Graph transduction is a semi supervised learning technique that tries to do classification over a graph of labeled and unlabeled data points (i.e. the labeled nodes with zero entropy, and the unlabeled ones with maximum entropy); here the data points are the detected persons in each frame.
As we know, Videos are composed of frames and in each frame there are peoples. And using people detectors (this topic is another issue and it is out of the scope of this thesis), we can detect people. Then each picture of detected patches will be treated as a graph nodes
And there will be a similarity comparison between the nodes. In the beginning targets to be tracked will be labeled, and then the provided labels propagate to the unlabeled ones consistently which means the target will be tracked in each frame of the video.
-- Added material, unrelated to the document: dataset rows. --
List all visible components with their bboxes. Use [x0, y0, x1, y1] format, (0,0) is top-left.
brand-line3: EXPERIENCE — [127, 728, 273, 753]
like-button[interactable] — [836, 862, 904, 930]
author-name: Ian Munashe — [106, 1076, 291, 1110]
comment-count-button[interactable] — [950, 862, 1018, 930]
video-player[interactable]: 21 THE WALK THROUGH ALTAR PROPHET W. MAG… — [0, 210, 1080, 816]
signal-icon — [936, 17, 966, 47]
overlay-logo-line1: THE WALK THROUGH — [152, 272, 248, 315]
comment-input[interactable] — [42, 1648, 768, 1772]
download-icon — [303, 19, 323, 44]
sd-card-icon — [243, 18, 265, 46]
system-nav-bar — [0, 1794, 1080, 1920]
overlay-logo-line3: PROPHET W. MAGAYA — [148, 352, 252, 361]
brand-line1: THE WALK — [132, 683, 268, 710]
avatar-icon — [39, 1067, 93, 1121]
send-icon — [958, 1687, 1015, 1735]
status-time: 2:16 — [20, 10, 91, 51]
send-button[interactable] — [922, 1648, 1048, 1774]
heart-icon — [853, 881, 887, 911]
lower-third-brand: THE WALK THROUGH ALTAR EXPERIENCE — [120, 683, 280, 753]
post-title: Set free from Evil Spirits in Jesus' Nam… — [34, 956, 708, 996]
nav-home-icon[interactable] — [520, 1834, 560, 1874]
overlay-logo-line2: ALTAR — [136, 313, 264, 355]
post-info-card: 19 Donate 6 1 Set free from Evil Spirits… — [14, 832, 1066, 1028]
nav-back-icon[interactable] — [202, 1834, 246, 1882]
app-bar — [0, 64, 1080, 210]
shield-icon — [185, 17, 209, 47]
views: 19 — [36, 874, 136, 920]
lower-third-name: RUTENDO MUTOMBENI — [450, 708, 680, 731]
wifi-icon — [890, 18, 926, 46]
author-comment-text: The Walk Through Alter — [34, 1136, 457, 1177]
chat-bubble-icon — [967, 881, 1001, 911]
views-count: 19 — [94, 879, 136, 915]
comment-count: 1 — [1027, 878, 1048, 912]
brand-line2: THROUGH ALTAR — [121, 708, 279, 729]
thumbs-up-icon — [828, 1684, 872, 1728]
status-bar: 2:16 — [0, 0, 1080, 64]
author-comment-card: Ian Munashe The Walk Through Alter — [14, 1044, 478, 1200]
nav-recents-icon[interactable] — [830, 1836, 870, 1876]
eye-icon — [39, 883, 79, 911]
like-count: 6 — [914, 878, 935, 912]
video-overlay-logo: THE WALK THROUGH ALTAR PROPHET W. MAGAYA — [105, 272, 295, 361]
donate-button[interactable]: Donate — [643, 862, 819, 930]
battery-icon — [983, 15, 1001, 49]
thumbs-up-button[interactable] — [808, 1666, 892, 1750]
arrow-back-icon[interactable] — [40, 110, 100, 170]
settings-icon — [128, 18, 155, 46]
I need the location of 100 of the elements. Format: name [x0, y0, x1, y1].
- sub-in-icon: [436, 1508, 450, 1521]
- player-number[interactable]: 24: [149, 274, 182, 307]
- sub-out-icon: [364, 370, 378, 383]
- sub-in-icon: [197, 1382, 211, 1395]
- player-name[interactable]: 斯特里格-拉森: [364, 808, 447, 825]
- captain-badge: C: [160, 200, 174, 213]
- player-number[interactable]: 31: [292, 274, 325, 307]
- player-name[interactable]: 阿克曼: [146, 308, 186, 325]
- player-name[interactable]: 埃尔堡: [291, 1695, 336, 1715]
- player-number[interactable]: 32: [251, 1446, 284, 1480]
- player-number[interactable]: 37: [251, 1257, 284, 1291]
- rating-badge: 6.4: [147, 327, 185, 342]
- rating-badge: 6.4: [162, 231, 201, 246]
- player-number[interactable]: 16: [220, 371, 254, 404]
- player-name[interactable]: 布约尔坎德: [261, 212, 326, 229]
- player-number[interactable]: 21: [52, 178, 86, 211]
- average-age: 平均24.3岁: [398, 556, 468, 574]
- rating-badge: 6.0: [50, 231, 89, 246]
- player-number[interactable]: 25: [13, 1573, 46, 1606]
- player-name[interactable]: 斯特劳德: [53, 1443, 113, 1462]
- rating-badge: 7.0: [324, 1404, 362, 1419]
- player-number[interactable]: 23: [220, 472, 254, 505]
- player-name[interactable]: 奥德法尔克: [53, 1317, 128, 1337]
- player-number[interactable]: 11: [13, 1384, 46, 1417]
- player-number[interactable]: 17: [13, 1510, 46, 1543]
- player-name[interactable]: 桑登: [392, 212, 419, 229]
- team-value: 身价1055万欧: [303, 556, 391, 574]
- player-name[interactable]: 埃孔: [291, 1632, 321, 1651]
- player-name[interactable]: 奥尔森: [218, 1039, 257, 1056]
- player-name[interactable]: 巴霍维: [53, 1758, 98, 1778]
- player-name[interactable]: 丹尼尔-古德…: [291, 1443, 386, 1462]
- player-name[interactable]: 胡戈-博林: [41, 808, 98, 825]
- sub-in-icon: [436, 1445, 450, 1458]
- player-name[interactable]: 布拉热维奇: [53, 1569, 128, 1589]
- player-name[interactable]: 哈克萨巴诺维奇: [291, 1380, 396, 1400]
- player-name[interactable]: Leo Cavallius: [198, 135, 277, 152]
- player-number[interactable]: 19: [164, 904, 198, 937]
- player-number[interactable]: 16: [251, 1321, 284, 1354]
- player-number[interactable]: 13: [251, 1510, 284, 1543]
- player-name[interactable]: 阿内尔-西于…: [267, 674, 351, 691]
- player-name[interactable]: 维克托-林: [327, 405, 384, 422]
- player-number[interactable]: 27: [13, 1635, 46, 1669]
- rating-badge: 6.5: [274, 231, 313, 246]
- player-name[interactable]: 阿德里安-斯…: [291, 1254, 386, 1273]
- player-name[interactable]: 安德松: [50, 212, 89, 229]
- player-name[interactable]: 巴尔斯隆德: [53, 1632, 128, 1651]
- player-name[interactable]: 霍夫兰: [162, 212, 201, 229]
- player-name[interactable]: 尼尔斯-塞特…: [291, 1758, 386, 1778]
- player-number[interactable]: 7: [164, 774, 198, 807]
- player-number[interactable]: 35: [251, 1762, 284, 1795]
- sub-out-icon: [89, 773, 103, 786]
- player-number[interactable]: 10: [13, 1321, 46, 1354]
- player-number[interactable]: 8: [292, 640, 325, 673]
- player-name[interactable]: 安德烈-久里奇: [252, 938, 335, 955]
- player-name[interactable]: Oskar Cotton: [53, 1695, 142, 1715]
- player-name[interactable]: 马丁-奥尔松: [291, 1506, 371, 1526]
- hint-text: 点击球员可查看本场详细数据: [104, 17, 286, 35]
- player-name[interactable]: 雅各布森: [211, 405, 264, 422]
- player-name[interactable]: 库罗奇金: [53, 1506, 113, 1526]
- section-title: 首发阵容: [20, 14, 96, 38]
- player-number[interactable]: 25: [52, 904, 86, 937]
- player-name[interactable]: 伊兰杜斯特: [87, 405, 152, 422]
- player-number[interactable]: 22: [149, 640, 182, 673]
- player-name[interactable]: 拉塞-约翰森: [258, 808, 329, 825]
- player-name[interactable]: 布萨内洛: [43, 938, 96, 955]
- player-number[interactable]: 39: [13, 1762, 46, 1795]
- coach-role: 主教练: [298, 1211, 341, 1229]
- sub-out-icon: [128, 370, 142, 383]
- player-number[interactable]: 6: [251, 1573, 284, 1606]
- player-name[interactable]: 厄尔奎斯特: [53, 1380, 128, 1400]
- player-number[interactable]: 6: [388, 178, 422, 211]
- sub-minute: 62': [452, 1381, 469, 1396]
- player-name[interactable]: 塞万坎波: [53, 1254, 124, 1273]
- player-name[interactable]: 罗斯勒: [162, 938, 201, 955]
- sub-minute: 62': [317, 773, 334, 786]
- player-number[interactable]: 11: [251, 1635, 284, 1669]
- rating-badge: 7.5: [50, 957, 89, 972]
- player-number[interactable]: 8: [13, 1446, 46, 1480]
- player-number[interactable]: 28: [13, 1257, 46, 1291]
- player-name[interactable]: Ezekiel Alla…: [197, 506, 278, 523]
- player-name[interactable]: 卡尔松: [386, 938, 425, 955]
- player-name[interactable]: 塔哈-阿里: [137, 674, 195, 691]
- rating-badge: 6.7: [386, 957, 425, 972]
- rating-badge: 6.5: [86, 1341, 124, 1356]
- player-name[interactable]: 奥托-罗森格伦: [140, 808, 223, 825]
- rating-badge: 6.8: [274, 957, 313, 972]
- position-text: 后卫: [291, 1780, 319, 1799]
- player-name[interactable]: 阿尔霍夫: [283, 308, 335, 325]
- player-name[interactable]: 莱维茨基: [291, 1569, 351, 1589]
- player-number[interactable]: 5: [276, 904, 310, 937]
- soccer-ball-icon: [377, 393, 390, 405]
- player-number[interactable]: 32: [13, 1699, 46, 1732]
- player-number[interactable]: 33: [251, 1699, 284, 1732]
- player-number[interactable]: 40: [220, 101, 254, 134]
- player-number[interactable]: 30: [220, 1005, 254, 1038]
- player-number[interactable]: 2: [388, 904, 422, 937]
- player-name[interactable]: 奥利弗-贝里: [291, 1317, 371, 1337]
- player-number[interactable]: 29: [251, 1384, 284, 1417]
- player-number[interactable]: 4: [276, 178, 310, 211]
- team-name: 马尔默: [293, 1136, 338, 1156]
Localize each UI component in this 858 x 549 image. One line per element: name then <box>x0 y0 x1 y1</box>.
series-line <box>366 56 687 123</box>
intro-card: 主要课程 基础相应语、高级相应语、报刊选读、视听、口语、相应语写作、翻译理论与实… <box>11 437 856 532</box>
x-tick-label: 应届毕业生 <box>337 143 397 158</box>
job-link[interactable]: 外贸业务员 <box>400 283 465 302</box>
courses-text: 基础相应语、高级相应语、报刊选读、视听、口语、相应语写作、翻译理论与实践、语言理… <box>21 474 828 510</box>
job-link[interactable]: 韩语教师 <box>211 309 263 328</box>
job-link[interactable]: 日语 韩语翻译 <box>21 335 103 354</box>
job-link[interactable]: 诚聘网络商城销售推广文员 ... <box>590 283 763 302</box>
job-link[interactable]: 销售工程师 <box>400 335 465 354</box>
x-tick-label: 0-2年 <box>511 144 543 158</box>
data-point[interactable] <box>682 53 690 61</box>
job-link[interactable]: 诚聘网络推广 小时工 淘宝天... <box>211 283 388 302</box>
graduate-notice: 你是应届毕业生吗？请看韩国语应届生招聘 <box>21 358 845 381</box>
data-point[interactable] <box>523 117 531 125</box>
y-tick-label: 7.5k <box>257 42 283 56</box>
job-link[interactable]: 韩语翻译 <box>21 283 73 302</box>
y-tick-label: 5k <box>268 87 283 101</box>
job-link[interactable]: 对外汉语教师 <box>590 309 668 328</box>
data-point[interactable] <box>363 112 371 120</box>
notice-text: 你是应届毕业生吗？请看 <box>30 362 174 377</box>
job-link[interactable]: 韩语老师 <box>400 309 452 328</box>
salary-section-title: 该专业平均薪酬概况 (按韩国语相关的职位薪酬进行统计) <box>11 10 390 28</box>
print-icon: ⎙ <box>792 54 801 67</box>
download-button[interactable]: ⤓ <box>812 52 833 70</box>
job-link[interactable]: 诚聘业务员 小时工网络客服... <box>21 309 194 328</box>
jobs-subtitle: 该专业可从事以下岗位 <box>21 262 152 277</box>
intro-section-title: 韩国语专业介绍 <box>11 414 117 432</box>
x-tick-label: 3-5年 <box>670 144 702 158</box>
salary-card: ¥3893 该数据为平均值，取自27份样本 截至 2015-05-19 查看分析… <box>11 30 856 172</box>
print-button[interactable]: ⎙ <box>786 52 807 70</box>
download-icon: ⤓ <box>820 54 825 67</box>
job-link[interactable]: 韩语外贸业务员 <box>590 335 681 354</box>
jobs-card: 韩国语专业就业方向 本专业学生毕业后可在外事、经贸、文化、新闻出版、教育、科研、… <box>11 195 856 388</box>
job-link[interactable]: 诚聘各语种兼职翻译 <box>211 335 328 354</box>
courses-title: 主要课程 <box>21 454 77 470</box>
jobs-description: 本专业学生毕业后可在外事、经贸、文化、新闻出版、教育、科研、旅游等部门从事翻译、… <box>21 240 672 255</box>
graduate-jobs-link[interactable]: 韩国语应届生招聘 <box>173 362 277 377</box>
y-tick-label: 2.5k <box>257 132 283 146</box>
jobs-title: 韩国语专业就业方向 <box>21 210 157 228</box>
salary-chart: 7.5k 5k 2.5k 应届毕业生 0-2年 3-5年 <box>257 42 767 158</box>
The frame work is based on game theoretic notion. The transduction or information propagation is formulated in terms of a non-cooperative multi player game, where equilibrium is in a sense of consistent labeling of the data or assigning targets to each patches of the frames, which the video is composed of. And multiple targets can be tracked simultaneously.
It can be seen as a learning approach that considers the tracking problem as a semi supervised learning problem, where given few target samples, we look forward for searching target occurrences in the video stream. The people’s appearances are modeled by using covariance matrices on color and gradient information which lie on Riemannian manifolds. Experiments tested on some video datasets show promising good results.